Cuando me vio allí encima de aquella cosa, se le abrieron los
ojos mucho, ¡mucho, y ya no lloraba! De hecho, ahora se le veían muchos dientes
muy blancos, que creo que es la forma que tienen esas bestias para expresar que
están contentas. Se acercó, pero esta vez no me moví de allí, porque ya sé,
porque me lo dijo mi escarabajo-güeli, que estas bestias negras son
inofensivas.
Me subió a la palma de su mano y me observó mucho rato. Yo
estaba tranquilo, ya no tenía necesidad de hacerme el muerto porque no tenía
miedo de que me comiera, así que movía mi caparazón de un lado a otro para que
viera qué pasada de colores emito. Al cabo de un rato, hizo una cosa
extrañísima.

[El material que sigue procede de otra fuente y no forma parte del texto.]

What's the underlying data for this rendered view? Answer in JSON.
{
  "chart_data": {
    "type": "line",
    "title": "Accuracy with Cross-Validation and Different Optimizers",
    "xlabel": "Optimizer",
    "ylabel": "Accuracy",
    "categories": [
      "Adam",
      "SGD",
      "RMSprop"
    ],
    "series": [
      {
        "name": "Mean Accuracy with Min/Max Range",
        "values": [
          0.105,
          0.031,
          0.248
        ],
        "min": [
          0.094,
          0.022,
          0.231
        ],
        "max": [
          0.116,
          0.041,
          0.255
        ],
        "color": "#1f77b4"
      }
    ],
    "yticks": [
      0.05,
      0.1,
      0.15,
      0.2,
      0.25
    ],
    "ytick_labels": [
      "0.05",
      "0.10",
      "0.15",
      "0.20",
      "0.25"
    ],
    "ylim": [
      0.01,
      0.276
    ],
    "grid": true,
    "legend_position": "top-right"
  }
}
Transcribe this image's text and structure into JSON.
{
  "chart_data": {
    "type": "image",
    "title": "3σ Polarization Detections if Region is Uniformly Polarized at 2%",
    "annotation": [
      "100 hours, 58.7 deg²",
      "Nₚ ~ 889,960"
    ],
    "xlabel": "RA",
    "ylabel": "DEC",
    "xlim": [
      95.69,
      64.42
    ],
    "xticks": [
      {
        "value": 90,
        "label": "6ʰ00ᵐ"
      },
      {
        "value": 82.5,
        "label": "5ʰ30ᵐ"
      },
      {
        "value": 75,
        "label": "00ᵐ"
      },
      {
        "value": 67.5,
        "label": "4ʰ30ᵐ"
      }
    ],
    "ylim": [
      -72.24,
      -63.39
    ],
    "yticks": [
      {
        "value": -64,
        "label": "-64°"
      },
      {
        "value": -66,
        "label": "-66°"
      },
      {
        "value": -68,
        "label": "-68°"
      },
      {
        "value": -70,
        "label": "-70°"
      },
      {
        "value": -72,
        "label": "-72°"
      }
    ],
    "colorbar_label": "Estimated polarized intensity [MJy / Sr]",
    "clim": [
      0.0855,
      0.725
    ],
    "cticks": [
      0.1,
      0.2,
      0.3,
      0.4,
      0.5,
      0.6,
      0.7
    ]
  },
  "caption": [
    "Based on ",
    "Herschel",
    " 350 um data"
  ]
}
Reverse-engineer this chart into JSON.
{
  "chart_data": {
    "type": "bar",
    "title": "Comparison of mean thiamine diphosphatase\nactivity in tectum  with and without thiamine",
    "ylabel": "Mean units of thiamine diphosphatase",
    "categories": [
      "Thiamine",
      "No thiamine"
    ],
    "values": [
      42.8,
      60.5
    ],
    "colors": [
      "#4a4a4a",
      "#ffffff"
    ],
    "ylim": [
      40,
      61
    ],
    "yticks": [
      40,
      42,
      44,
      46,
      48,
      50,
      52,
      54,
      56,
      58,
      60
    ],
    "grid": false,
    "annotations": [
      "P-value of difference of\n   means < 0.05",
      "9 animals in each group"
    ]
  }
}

Se acercó mucho, mucho a mí, apretó los labios al tiempo que los
estiraba hacia fuera y, de repente, los abrió, emitiendo un chasquido que nunca
había oído y que sonaba algo así como “¡muac!”, y volvió a enseñar muchos
dientes blancos. Después, me dejó en el suelo y vi cómo cogía la cosa para
llevar agua y se alejaba dando saltitos y emitiendo unos sonidos muy raros pero
que sonaban muy bien hasta para un bicho como yo.
Volviendo hacia casa, me sentía todo un escarabajo-macho. Había
conseguido que dejara de llorar una bestia muy grande y que ya no la castigaran.
Seré pequeño, pero ¡tela lo listo que soy!
Esta tarde la he pasado practicando con mis antenas para ver
si consigo hacer un chasquido parecido al que ha hecho la bestia. De momento,
sólo he conseguido una especie de “¡pac!”, pero ya me saldrá.
Espera a que se lo cuente todo a mi escarabaja-chica, estará
orgullosa de mí. Y cuando me despida de ella, me frotaré las antenas y la dejaré
con la boca abierta cuando le haga “¡muac!”. ¡Mola!